The Midnight Sky (2020)
Due to the COVID-19 pandemic, I have not been able to go to movie theaters nor film festivals. So now, with the help of award-season screeners, this month I am catching up.
What happened to George Clooney? More than ten years ago he started his directorial career with two brilliant bio-pics, Confessions of a Dangerous Mind and Good Night and Good Luck. Since then, his projects have been a long series of films of little to no significance. Can you honestly say that his subsequent films were worth your time? Leatherheads? The Ides of March? The Monuments Men? Suburbicon?
Well now, added to that mediocre mound of moribund malaise comes Midnight Sky, a promising science fiction drama that has all of the pieces and parts of a compelling movie but never seems to get off the ground and has an ending that is so unsatisfactory that you’ll wonder why anyone agreed to it.
Clooney wears many hats this time as director, co-producer and star. As the latter, he plays Augustine Lofthouse who lives alone at a research facility in the Arctic in the future world of 2049 when the world has been depopulated by an apocalypse. Some time ago, the other researchers fled the facility in the face of the calamity, but Augustine stayed because he was dying of cancer and figured it would be best to die here than in a world that was quickly eating itself. Left in his cocoon to slowly die alone, his priorities change when he discovers that a young child was left alone there and he tries to signal someone, anyone who can come and get her.

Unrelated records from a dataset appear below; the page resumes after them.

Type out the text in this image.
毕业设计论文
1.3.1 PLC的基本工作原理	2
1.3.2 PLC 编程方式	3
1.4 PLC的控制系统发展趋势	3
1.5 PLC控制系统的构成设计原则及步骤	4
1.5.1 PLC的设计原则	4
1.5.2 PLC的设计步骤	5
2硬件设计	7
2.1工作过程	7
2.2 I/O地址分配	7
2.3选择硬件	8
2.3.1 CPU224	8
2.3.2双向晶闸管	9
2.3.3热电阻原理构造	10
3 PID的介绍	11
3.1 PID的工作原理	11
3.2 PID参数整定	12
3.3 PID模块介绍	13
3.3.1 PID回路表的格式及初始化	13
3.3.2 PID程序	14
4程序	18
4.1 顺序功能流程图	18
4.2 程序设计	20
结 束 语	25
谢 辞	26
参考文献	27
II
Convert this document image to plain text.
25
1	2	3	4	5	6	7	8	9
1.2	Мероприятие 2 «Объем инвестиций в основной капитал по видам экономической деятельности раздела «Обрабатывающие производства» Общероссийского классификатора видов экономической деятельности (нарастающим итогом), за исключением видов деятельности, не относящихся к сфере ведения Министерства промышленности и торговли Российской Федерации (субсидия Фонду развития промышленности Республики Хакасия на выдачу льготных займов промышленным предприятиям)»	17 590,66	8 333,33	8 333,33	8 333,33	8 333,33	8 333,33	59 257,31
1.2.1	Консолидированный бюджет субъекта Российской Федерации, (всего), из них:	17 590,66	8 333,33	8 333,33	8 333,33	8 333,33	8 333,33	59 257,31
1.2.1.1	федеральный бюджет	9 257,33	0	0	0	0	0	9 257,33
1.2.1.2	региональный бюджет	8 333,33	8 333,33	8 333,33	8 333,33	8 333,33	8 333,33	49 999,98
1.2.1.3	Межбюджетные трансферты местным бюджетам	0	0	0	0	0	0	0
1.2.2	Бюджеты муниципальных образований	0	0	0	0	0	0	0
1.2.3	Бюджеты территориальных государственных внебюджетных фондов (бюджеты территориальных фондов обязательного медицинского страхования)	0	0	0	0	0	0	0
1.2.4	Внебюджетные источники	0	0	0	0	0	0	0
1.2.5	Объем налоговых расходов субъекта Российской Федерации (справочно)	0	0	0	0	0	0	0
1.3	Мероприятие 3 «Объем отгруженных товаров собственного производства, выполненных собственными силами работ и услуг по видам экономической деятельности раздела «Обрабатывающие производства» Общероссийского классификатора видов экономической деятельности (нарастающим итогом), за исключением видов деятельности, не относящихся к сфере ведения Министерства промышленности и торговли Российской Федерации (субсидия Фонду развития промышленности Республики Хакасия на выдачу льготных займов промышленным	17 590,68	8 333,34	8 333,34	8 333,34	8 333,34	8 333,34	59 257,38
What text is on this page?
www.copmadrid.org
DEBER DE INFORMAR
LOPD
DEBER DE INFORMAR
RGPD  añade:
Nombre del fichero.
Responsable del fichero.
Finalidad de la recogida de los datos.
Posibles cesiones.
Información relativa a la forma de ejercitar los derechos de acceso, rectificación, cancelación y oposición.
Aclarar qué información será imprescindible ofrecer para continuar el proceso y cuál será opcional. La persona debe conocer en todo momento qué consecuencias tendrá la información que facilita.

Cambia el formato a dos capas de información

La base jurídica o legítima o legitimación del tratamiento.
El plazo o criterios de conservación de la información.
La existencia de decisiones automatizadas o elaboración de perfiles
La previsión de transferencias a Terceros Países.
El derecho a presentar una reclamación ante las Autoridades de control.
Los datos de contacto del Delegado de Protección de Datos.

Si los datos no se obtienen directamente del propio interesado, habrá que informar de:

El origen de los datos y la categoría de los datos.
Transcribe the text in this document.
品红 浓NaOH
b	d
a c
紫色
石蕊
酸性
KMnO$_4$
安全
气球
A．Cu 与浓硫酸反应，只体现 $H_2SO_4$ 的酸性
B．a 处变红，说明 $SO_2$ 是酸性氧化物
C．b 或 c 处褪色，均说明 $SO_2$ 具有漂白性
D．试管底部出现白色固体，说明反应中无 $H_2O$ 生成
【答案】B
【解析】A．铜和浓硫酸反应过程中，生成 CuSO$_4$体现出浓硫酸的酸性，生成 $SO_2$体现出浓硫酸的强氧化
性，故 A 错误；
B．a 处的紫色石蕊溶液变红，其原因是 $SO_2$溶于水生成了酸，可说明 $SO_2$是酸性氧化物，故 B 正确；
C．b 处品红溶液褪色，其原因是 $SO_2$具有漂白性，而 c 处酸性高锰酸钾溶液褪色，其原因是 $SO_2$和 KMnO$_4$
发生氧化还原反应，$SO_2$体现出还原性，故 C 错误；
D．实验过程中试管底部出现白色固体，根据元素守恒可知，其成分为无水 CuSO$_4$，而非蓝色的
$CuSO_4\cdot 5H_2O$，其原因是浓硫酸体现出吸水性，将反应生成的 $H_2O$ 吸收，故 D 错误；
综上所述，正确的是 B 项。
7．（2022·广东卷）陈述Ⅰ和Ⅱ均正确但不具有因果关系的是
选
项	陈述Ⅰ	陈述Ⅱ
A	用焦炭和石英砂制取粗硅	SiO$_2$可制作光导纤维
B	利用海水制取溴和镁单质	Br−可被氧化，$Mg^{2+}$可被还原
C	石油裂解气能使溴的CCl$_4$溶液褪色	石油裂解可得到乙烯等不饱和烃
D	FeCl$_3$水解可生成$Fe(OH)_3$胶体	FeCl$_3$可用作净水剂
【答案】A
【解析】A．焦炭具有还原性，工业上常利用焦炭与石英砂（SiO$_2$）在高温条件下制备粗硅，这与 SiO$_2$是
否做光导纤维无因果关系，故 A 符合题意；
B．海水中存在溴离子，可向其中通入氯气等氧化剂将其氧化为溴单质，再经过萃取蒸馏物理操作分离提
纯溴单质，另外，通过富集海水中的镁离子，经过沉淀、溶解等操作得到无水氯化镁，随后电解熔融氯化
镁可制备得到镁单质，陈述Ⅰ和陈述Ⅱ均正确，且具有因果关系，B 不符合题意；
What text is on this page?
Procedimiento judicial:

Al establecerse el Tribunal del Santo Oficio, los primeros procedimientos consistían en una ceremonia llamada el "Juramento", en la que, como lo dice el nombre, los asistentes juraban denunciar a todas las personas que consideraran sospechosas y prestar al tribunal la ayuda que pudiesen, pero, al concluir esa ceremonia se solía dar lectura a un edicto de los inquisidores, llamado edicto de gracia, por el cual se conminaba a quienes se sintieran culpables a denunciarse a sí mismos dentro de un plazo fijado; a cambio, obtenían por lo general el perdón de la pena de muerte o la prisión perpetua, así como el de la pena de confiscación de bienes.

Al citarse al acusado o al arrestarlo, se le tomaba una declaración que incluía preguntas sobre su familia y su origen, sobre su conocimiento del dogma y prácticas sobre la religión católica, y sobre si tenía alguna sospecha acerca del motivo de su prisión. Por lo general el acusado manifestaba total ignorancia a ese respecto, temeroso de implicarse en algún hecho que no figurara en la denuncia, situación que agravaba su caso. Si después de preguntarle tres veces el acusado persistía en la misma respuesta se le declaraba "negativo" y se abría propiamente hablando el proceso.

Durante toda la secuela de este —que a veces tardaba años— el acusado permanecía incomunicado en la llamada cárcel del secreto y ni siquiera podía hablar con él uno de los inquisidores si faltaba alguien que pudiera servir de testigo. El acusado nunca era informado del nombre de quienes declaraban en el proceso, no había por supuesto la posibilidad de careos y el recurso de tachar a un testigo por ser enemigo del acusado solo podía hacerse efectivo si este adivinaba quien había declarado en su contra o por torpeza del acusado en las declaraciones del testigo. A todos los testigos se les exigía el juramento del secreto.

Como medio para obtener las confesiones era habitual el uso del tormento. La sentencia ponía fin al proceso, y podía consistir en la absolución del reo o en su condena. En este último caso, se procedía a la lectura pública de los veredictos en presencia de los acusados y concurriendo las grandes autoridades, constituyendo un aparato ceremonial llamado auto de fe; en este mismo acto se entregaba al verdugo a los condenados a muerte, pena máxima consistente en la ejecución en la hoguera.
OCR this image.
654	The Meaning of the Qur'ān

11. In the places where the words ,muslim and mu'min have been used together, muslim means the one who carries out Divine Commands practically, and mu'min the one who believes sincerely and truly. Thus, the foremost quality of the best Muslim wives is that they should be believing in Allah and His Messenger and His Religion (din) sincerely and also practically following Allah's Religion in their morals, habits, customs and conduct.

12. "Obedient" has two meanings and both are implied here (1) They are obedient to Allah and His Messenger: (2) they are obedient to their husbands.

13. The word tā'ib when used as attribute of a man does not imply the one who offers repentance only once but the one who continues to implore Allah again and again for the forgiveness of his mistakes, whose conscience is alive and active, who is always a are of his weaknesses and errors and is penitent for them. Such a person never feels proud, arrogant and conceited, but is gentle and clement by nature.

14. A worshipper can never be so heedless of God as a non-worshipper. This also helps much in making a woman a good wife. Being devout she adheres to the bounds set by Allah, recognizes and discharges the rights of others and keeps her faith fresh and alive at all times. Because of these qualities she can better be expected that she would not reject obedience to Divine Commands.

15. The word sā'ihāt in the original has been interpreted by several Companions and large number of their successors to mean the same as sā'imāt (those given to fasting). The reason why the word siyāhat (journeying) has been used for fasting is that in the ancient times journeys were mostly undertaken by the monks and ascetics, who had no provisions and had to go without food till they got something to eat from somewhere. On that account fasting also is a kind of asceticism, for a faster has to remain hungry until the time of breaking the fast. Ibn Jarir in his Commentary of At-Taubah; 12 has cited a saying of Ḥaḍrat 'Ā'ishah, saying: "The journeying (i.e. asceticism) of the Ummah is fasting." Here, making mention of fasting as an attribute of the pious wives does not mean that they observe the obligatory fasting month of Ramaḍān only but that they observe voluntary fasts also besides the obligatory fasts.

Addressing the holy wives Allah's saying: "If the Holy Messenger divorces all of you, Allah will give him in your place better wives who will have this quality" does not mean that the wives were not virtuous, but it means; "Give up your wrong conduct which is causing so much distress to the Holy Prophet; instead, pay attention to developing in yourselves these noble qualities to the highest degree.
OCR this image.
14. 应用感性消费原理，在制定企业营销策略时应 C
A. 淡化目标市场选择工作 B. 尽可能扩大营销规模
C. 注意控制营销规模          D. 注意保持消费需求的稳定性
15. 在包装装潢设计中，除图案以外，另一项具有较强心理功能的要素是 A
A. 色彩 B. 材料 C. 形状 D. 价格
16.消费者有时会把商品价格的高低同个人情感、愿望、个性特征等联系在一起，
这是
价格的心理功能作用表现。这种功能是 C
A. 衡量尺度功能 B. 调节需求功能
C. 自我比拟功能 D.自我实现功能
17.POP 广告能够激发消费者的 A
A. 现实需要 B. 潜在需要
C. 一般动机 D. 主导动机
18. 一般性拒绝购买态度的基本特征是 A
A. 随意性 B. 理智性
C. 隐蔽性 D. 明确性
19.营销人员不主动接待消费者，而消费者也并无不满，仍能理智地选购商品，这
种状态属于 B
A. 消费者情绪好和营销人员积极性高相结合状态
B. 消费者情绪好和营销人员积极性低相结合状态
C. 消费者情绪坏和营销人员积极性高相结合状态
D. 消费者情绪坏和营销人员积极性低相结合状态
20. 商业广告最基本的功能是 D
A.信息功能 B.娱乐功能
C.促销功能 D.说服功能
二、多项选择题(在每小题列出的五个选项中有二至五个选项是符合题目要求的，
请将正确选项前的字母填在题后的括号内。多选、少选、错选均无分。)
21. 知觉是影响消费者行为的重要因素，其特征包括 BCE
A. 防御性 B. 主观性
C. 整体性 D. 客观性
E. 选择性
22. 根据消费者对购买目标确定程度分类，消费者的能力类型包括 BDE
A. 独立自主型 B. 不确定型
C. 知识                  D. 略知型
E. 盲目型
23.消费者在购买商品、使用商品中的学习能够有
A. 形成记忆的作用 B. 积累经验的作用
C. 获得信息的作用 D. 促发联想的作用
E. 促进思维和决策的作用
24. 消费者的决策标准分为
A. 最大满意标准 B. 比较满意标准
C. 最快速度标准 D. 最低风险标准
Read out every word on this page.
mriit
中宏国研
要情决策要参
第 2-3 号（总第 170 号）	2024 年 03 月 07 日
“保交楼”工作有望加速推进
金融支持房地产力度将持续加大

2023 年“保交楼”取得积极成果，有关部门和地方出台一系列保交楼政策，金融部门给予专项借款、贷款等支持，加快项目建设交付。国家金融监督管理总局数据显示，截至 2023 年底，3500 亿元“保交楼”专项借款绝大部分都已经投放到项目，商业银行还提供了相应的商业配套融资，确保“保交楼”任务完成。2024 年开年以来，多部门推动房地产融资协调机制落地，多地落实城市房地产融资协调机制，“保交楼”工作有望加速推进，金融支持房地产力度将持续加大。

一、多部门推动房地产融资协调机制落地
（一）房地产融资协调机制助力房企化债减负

Smash cut to The Aether, a spacecraft millions of miles from Earth on a mission to find a habitable planet other than Earth. It is commanded by Tom Adewole (Daniel Oyelowo), and his crewmates Sully (Felicity Jones), Mitchell (Kyle Chandler), Sanchez (Damien Bichir) and Maya (Tiffany Boone). Way out there in a vast emptiness of space, they have become concerned that there has been no communication with Earth for some time.
The set up is quite intriguing, but it’s the second-act pay off that stumbles. Suddenly determined to contact that spacecraft and find his young charge a new and suitable planet on which to live, Augustine makes this his one final mission; a race against the deterioration of his own body to make sure that this kid gets where she needs to get. But the second act bodes of twist that I found unsatisfactory and a little silly, I won’t give it away but let’s just say that the upfront mission was better than what follows. The movie, for me, falls apart at the end. There’s something unfulfilled about what happens that left me shrugging my shoulders. I’m not a cynic but I just expected more.